While there are a fair amount of laughs along the way, “Yellow Subterfuge” is a rushed, ramshackle enterprise, livened up by some solid Skinner-work. Even Bart’s teary breakdown to Homer that he had actually been trying to be good cribs liberally from the legendary “Bart Gets An F,” one of the first episodes to hint at The Simpsons’ seemingly incongruous ability to wring genuine emotion from overtly silly situations. It’s a damnably difficult balance to achieve—but the show used to be much better at it.


Stray observations:

  • Not that the show provides a joke to go with it, but a cameo from Jub-Jub is always welcome.
  • Marge’s perpetual tap-dance to avoid discouraging her kids: “Sweetie, about the submarine—what’s your favorite food to eat when you’re disappointed?”
  • Homer’s never quite so sensitive: “Marge, I love Bart as much as you do, but actually not…”
  • Having Krusty explain what he could have done to save his show (“Go off the air while you’re still good, but that ship has sailed”) may be a “take that” to Simpsons’ critics, but it just makes this particular critic sad.

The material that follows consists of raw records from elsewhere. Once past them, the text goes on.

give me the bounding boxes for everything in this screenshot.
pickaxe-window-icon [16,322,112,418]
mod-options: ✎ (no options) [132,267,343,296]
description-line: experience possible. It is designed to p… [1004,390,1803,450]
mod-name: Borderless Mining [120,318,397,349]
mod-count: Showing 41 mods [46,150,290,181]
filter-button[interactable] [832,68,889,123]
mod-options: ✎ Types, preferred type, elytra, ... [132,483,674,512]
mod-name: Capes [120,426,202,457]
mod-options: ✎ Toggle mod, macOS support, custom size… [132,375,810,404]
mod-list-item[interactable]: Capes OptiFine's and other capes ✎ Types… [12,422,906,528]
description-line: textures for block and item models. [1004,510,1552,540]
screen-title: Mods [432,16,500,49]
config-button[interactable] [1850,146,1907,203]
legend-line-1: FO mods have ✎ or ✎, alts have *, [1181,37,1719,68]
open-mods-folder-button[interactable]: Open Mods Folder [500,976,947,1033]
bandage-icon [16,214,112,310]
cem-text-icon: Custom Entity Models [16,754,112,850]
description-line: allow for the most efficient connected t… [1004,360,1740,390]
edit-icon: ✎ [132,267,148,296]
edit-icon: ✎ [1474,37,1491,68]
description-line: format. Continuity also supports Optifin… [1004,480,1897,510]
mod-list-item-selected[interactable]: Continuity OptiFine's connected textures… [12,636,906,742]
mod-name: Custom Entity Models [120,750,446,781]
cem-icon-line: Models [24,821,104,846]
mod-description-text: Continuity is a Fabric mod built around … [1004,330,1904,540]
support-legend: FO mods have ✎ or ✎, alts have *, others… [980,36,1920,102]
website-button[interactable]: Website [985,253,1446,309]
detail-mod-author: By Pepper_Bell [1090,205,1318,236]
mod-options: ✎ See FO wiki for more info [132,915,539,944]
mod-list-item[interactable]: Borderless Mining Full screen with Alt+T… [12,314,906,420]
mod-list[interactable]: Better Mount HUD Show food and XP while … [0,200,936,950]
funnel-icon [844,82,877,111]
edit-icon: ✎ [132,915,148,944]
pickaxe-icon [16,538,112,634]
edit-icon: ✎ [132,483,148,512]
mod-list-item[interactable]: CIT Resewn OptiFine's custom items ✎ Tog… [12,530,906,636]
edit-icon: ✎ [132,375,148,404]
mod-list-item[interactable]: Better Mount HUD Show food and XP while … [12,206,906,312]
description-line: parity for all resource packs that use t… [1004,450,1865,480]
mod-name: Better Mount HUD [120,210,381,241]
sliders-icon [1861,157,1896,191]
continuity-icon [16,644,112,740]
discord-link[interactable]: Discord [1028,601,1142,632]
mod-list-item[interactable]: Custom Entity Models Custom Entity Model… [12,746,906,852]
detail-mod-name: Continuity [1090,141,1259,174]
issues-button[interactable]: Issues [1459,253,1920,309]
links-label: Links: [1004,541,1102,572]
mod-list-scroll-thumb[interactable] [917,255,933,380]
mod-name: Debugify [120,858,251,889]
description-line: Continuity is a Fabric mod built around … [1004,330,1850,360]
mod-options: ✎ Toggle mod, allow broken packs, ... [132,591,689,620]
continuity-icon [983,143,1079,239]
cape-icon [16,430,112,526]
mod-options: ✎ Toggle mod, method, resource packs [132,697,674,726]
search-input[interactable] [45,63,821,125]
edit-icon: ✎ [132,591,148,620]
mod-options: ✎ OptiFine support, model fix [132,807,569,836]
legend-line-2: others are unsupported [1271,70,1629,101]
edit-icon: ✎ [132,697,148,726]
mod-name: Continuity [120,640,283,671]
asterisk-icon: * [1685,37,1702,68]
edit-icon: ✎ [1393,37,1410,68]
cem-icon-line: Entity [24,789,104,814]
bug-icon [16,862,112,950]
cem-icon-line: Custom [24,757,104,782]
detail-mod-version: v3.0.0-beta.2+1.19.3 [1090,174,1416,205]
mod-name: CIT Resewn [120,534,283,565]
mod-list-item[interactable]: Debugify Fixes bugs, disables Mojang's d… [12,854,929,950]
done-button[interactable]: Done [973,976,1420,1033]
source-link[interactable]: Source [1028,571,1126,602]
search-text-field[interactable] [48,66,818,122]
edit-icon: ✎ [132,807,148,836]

  • Credit where it’s due—the payoff to the fart joke (Bart: “That’s not where I buried them”) made me laugh.
  • Of course, Homer has already faked his own death at least once before…
  • Another trenchant insight into a power-mad Skinner: “I’ve broken a 10-year-old's spirit—time for a fruit-on-the-bottom yogurt!”
  • Skinner allows himself half of one marshmallow in his cocoa.
  • In Skinner’s concluding dream, Dick Fiddler rides his horse into a brothel run by his mother. Staffed by hookers identical to his mother. Best not to think about it too much.